SECOND MOYEN DE CASSATION, SUBSIDIAIRE
Il est fait grief à l'arrêt attaqué d'AVOIR, après avoir prononcé la nullité du contrat de cession de mandats commerciaux intervenue le 28 décembre 2005, pour dol du vendeur, condamné la société BV DEVELOPPEMENT à restituer à Monsieur X... les seuls revenus générés à son profit par les trois mandats, à compter du 4 mars 2008 et jusqu'au présent arrêt, contre restitution du prix de cession des mandats ;
AUX MOTIFS QUE « Sur les conséquences de la nullité : la nullité a pour effet de remettre les choses en l'état antérieur à la cession des mandats. L'E. U. R. L. BV DEVELOPPEMENT devra restituer à M. Claude X... les mandats. La société conservera cependant les revenus de ces trois mandats jusqu'au jour où la demande en nullité a été introduite, soit le 4 mars 2008. L'E. U. R. L. BV DEVELOPPEMENT devra justifier par des pièces comptables de la perception de ces sommes jusqu'à cette date-qu'elle conservera- ; ainsi que des sommes perçues au-delà du 4 mars 2008 et jusqu'au jour du présent arrêt-qu'elle restituera à M. Claude X... contre restitution du prix des mandats-M. Claude X... devra restituer les sommes qu'il a perçues de l'E. UR. L. SV DEVELOPPEMENT soit 60. 000 + 9. 000 + 14. 000 = 83. 000 euros, outre les intérêts au taux légal à compter de la présente décision, le taux d'intérêt prévu par la convention annulée n'étant pas applicable et le vendeur ne devant pas restituer les intérêts. du prix. L'E. U. R. L. SV DEVELOPPEMENT sollicite le paiement d'une somme de 15. 000 euros à titre de dommages-intérêts. Cependant le préjudice qu'elle a subi est justement réparé par la nullité de la cession.

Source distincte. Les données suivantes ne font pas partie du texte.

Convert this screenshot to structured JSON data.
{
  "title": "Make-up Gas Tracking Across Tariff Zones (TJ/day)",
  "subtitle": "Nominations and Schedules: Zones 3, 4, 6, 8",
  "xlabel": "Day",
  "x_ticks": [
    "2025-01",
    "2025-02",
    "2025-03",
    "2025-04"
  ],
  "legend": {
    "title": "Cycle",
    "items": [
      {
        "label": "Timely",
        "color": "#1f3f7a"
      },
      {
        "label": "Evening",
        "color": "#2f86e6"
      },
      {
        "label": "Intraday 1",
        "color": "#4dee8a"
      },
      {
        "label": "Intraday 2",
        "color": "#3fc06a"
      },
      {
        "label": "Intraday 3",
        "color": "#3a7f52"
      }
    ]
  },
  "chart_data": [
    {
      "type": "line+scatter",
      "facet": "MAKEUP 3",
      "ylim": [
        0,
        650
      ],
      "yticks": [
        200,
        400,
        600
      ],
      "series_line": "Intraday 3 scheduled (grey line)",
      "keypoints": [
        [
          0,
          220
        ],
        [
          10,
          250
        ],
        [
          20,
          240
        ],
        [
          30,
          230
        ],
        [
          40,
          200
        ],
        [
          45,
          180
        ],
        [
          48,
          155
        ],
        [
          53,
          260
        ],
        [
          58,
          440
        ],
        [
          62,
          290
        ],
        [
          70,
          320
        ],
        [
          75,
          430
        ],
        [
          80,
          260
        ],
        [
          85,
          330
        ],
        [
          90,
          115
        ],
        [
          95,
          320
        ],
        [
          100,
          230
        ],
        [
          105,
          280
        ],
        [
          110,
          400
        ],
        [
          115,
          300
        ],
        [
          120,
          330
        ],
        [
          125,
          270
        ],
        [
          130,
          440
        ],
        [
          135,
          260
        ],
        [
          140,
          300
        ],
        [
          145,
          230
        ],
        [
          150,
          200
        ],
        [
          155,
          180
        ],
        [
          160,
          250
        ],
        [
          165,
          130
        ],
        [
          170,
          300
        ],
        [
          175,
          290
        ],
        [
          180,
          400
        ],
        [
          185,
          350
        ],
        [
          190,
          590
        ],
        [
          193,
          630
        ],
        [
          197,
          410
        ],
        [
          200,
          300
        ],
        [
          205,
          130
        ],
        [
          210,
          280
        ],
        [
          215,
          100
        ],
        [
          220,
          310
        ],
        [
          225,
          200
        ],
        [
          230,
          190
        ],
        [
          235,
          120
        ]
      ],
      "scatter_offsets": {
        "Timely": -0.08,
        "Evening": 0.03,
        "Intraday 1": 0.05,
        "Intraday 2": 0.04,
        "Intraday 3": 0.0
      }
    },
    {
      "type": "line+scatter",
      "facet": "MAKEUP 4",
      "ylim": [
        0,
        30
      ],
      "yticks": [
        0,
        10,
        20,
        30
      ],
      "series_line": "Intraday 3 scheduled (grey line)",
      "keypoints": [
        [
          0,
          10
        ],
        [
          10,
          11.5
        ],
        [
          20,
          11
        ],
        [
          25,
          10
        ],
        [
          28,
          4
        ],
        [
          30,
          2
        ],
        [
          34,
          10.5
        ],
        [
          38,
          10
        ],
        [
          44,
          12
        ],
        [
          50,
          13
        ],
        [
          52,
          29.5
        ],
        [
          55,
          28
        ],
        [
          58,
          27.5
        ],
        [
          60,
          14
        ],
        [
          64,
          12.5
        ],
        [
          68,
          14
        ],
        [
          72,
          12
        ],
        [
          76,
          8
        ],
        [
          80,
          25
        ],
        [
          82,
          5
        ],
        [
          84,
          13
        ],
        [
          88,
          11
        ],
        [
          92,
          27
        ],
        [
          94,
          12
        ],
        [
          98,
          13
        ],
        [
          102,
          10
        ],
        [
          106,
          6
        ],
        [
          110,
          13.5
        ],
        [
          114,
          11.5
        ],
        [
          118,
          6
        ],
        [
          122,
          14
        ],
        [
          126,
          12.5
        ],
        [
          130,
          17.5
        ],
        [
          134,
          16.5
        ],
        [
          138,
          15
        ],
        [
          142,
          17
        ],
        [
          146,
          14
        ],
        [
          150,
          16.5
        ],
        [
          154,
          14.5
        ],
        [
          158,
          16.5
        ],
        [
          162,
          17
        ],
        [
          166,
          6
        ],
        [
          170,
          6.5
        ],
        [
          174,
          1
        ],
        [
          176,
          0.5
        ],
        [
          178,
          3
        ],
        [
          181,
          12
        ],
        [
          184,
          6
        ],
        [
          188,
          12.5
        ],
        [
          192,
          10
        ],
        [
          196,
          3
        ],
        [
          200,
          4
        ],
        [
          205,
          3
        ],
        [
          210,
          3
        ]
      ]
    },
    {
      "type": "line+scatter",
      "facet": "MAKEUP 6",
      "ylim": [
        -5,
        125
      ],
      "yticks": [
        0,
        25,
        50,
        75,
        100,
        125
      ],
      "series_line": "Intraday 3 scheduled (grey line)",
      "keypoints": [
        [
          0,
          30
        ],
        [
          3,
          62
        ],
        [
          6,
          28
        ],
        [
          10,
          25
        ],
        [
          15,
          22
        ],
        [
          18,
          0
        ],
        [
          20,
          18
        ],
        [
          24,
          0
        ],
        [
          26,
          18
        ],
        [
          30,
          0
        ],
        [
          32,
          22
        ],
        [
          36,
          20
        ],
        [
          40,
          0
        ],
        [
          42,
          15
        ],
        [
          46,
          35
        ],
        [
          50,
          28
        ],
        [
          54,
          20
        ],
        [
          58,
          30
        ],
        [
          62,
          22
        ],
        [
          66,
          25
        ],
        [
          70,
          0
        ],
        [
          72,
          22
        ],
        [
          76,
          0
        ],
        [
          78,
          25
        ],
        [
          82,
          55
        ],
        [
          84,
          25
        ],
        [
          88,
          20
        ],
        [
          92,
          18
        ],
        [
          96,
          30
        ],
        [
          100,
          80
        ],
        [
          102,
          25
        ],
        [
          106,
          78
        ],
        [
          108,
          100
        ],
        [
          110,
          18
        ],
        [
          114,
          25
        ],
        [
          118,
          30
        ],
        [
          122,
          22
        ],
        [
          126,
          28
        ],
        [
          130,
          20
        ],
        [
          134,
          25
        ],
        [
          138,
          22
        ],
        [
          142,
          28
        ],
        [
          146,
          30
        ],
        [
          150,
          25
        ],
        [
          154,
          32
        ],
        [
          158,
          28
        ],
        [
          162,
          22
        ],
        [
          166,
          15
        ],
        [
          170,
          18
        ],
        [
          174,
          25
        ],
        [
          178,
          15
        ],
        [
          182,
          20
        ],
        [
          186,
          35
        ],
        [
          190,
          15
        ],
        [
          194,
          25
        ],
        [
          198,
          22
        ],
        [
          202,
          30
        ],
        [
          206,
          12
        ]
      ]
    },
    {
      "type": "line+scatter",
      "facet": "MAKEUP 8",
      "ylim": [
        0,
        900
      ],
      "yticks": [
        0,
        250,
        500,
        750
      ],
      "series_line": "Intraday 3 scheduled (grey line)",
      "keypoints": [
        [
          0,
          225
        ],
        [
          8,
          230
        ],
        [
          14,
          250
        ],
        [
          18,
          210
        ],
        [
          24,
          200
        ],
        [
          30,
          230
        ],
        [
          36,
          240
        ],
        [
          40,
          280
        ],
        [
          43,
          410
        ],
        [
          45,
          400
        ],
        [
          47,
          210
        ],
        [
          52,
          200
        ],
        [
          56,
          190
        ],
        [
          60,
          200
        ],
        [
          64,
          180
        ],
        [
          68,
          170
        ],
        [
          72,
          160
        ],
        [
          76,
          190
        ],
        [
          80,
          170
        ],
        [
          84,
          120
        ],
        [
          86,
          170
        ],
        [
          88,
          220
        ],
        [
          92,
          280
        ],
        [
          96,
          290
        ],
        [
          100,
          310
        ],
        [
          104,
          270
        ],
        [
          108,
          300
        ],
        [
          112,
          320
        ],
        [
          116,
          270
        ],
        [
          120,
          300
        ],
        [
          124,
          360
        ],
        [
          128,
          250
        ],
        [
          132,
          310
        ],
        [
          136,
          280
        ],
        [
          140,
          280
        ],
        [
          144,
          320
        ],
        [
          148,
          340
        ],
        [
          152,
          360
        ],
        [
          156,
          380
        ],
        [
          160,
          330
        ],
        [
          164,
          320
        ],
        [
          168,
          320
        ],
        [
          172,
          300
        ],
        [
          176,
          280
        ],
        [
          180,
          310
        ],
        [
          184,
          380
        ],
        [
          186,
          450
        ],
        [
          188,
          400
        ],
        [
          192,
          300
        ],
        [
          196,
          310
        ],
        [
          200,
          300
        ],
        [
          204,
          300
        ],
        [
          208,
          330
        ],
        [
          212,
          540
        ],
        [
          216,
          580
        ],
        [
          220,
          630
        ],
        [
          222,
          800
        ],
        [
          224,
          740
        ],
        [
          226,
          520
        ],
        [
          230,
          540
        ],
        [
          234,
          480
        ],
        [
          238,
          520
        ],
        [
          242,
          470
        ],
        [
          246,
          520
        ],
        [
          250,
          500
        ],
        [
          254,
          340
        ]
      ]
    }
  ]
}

La société ne justifie pas du préjudice distinct qu'elle invoque et sera déboutée de sa demande » ;
ALORS QUE la nullité emporte l'effacement rétroactif du contrat, ce qui a pour effet de remettre les parties dans la situation initiale et emporte restitutions réciproques ; que la Cour d'appel, qui a débouté la société BV DEVELOPPEMENT de sa demande de dommages-intérêts présentée en sus de sa demande de nullité de la cession litigieuse, a autorisé la société BV DEVELOPPEMENT à conserver les sommes qu'elle avait perçues de l'exécution desdits mandats jusqu'au jour où la demande en nullité a été introduite, soit du 28 décembre 2005 au 4 mars 2008 ; qu'en statuant ainsi, la Cour d'appel a violé l'article 1304 du Code civil.